US Charity Sends Cash Transfers Directly to Recipients by Mobile Phone

Sending shockwaves through the third sector, US charity GiveDirectly transfers unconditional cash from donors via mobile phone to some of the world's poorest families.

Based in California, the small non-profit uses mobile technology to transfer money directly from donors to some of the poorest people in east Africa.

“We're totally different from other charities,” says GiveDirectly co-founder Paul Niehaus, “We're the most stripped-down, simplified model of giving help to poor people.”

The charity started working in Kenya in 2011, expanding into Uganda in 2013. Business magazine Forbes has described its approach as “radical”, while the UK's own Economist has called it “as extraordinary as throwing money out of helicopters”.

For many decades, it has been thought that the poor need to have everything done for them and that only experts knew how to go about this. Recently, however, there has been a shift in thinking about how to use aid to help the world's poorest. Today, cash-transfer schemes are estimated to reach up to a billion people in developing countries.

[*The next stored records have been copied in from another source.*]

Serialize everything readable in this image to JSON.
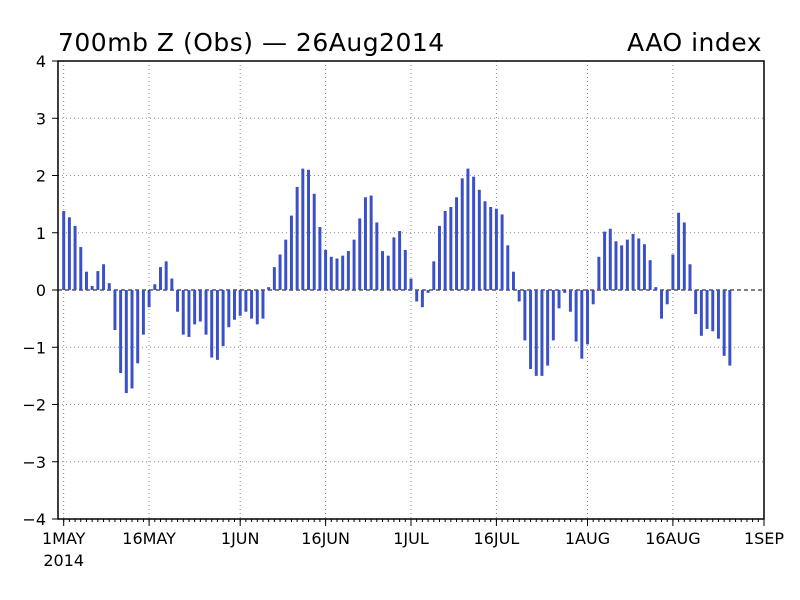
{
  "title_left": "700mb Z (Obs) — 26Aug2014",
  "title_right": "AAO index",
  "chart_data": {
    "type": "bar",
    "title": "700mb Z (Obs) — 26Aug2014",
    "subtitle": "AAO index",
    "xlabel": "",
    "ylabel": "",
    "ylim": [
      -4,
      4
    ],
    "yticks": [
      4,
      3,
      2,
      1,
      0,
      -1,
      -2,
      -3,
      -4
    ],
    "ytick_labels": [
      "4",
      "3",
      "2",
      "1",
      "0",
      "−1",
      "−2",
      "−3",
      "−4"
    ],
    "grid": true,
    "zero_line": "dashed",
    "bar_color": "#3a50c8",
    "x_start": "2014-05-01",
    "day_range": [
      -1,
      123
    ],
    "xticks": [
      {
        "day": 0,
        "label": "1MAY",
        "sublabel": "2014"
      },
      {
        "day": 15,
        "label": "16MAY"
      },
      {
        "day": 31,
        "label": "1JUN"
      },
      {
        "day": 46,
        "label": "16JUN"
      },
      {
        "day": 61,
        "label": "1JUL"
      },
      {
        "day": 76,
        "label": "16JUL"
      },
      {
        "day": 92,
        "label": "1AUG"
      },
      {
        "day": 107,
        "label": "16AUG"
      },
      {
        "day": 123,
        "label": "1SEP"
      }
    ],
    "values": [
      1.38,
      1.27,
      1.12,
      0.75,
      0.32,
      0.07,
      0.33,
      0.45,
      0.12,
      -0.7,
      -1.45,
      -1.8,
      -1.72,
      -1.28,
      -0.78,
      -0.3,
      0.1,
      0.4,
      0.5,
      0.2,
      -0.38,
      -0.78,
      -0.82,
      -0.6,
      -0.55,
      -0.78,
      -1.18,
      -1.22,
      -0.98,
      -0.65,
      -0.52,
      -0.45,
      -0.38,
      -0.5,
      -0.6,
      -0.5,
      0.05,
      0.4,
      0.62,
      0.88,
      1.3,
      1.8,
      2.12,
      2.1,
      1.68,
      1.1,
      0.7,
      0.58,
      0.55,
      0.6,
      0.68,
      0.88,
      1.25,
      1.62,
      1.65,
      1.18,
      0.68,
      0.6,
      0.92,
      1.03,
      0.7,
      0.2,
      -0.2,
      -0.3,
      -0.05,
      0.5,
      1.12,
      1.38,
      1.45,
      1.62,
      1.95,
      2.12,
      1.98,
      1.75,
      1.55,
      1.45,
      1.42,
      1.32,
      0.78,
      0.32,
      -0.2,
      -0.88,
      -1.38,
      -1.5,
      -1.5,
      -1.32,
      -0.88,
      -0.32,
      -0.05,
      -0.38,
      -0.9,
      -1.2,
      -0.95,
      -0.25,
      0.58,
      1.02,
      1.07,
      0.85,
      0.78,
      0.88,
      0.98,
      0.9,
      0.8,
      0.52,
      0.05,
      -0.5,
      -0.25,
      0.62,
      1.35,
      1.18,
      0.45,
      -0.42,
      -0.8,
      -0.68,
      -0.72,
      -0.85,
      -1.15,
      -1.32
    ]
  }
}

A 2011 paper from the UK Department for International Development said a "quiet revolution" over the past 15 years has seen such initiatives move "from the margins of development policy towards the mainstream".

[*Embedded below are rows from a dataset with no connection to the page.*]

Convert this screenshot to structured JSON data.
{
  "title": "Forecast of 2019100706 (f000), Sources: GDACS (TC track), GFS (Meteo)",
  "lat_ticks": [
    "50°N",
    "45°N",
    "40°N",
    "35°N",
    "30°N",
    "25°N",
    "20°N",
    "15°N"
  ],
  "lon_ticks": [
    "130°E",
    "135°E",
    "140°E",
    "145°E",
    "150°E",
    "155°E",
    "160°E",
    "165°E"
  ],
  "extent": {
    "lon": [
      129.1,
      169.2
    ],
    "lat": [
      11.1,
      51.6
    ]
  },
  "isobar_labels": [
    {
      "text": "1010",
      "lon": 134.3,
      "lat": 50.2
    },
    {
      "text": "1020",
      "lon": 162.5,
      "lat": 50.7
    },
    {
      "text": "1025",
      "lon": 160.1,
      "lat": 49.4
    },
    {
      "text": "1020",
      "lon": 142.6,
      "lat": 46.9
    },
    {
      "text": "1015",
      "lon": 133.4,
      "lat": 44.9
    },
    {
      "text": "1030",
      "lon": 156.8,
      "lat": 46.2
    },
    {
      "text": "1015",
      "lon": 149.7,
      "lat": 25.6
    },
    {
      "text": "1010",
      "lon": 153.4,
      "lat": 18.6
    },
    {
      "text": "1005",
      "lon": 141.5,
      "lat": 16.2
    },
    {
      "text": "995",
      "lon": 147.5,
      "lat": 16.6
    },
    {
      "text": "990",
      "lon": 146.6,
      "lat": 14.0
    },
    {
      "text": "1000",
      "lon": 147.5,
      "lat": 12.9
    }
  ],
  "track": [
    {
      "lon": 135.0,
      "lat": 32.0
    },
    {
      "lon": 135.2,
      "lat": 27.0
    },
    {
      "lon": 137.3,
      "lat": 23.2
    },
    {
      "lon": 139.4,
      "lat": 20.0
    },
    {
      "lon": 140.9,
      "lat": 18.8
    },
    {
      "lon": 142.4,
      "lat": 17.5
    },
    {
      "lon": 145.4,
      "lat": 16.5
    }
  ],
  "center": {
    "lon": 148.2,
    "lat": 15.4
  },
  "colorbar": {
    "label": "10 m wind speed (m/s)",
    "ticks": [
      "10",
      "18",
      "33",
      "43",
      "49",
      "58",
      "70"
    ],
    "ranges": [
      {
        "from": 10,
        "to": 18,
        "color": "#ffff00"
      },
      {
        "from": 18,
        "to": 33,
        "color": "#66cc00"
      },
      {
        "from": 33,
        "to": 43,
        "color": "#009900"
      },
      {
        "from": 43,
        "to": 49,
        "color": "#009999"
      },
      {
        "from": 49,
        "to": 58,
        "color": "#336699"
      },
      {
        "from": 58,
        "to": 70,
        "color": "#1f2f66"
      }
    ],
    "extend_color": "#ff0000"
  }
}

"People think this is radical and weird, but actually it is all the things we think of as conventional that haven't been tested," says Niehaus, who is uncomfortable about some of the attention GiveDirectly has received in this respect. Poor people, he says, know better than anyone what they need, and assumptions that they will waste the money they receive are not backed up by evidence.

In addition to giving people money directly, GiveDirect offers its donors lots of data regarding how the recipients used the cash to improve their situation, including details of how the money was spent on nutrition, healthcare and education.

GiveDirectly locates poor households (typically families that reside in mud huts with thatched roofs) and transfers money to their mobile phones by using a system called M-Pesa, which is run by Vodafone. According to Niehaus, many recipients use the cash to upgrade their home by installing a metal roof.